Shortages and disruptions will create unrest and instability, especially in poorer countries. (Weathers' note: I think this has already happened - playing a role in Arab Spring. See http://www.wired.com/wiredscience/2011/08/food-price-threshold/)

2 - Shifts in economic competitiveness

There will be winners and losers as The Great Disruption occurs and countries put their "war plans" in effect. If what Gilding says will happen, happens, the oil producing countries and the oil industry will be losers. So will the coal industry. Generally all those who deliver carbon based energy will suffer. However, those who develop and provide energy from renewable resources (solar, wind, hydro, etc.) will prosper.

Gilding sees the most interesting competition taking place between the US and China. The Great Disruption is closer to happening in China due to the greater environmental damage that has already taken place. Consequently China is closer to implementing it's own war plans. It is hitting the "physical limits of its economic growth model". Gilding quotes Tom Friedman (the Flat Earth guy):

"Yes, China's leaders have decided to grow green - out of necessity because too many of their people can't breathe, can't swim, can't farm and can't drink thanks to pollution from its coal- and oil-based manufacturing growth engine. And, therefore, unless China powers its development with cleaner energy systems, and more knowledge-intensive business without smokestacks, China will die of its own development."

China is seriously pursing a low-carbon economy. So are India, Brazil and South Korea.

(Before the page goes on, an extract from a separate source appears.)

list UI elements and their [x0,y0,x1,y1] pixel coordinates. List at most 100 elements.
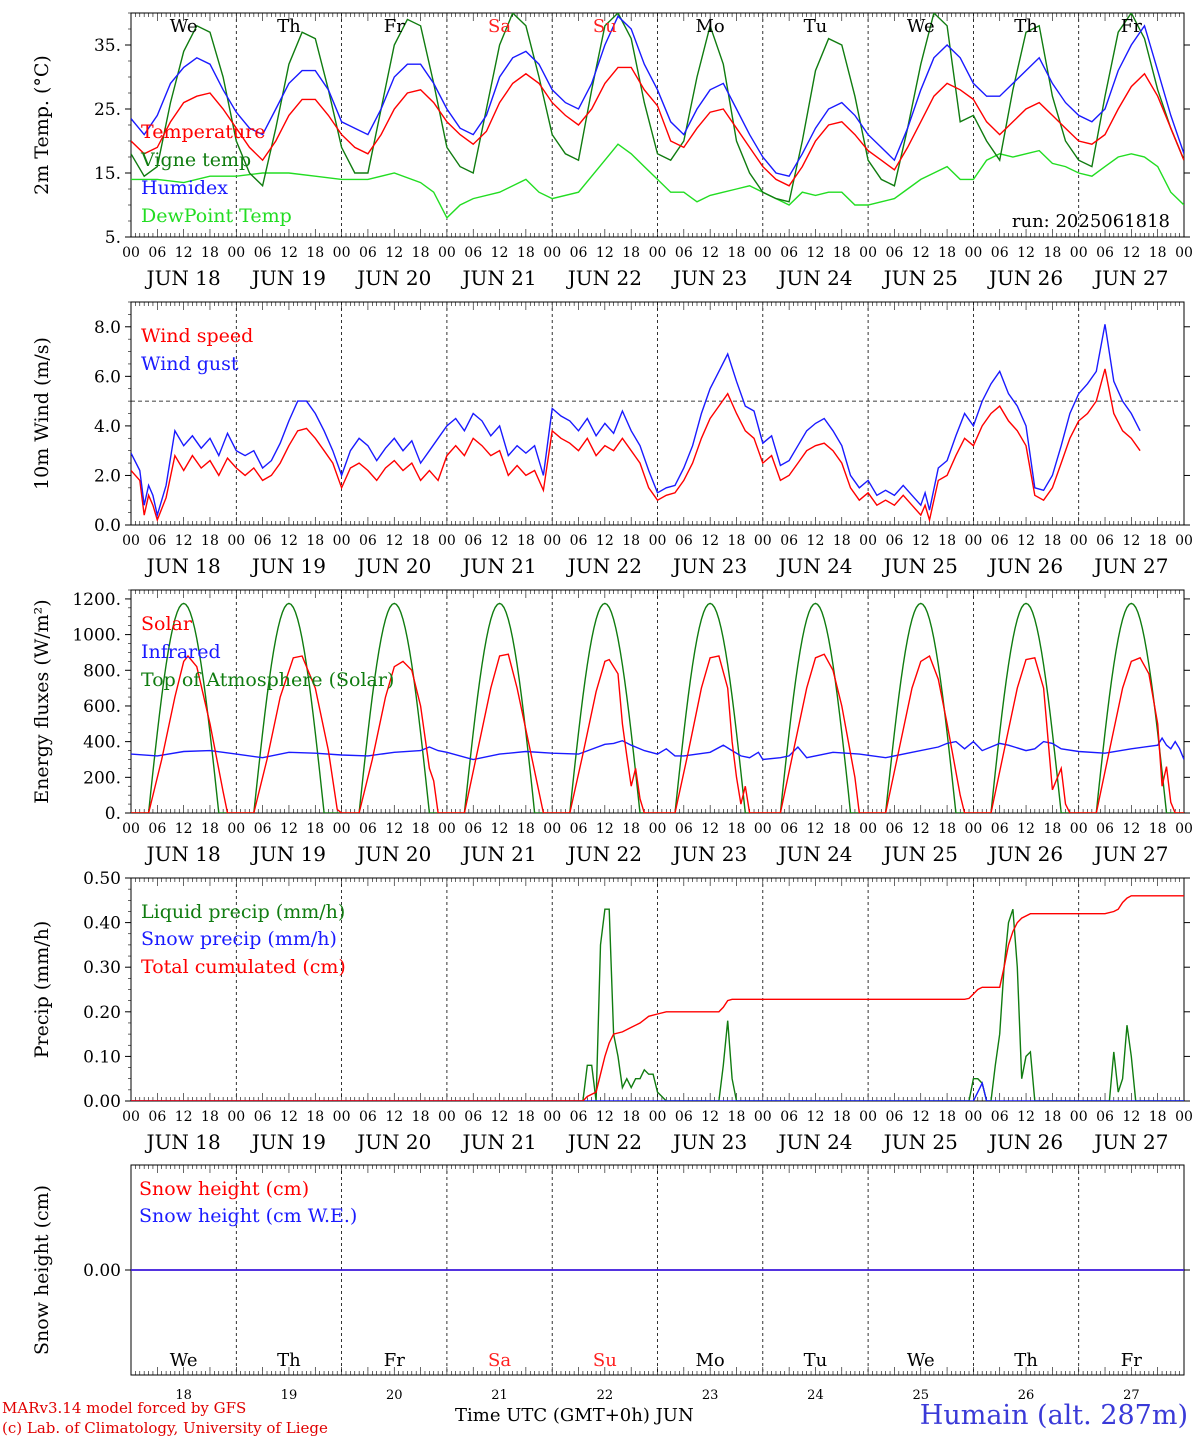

Gilding thinks China might win the competition with the US because it is not wedded to a market-based economy. Further, its government, less burdened by the need to observe Western democratic freedoms, might be more efficient. It might respond faster to the problems.

3 - Loss of moral authority

Countries, systems and economic models that win the economic war started by The Great Disruption will have increased moral authority over those who don't. For the latter two thirds of 20th century that war was won by the West - by the US in particular. This might not be true in the 21st century.

4 - Reaction of "victims"

Some small low-lying countries and some entire regions will cease to exist - disappearing under water or sand. Even if the causes of global warming were ended today, the effects have momentum and will continue for decades. Gilding sees reparations being sought by individuals, groups, regions, countries. Some redress will be pursued in courts of law. Some in the streets.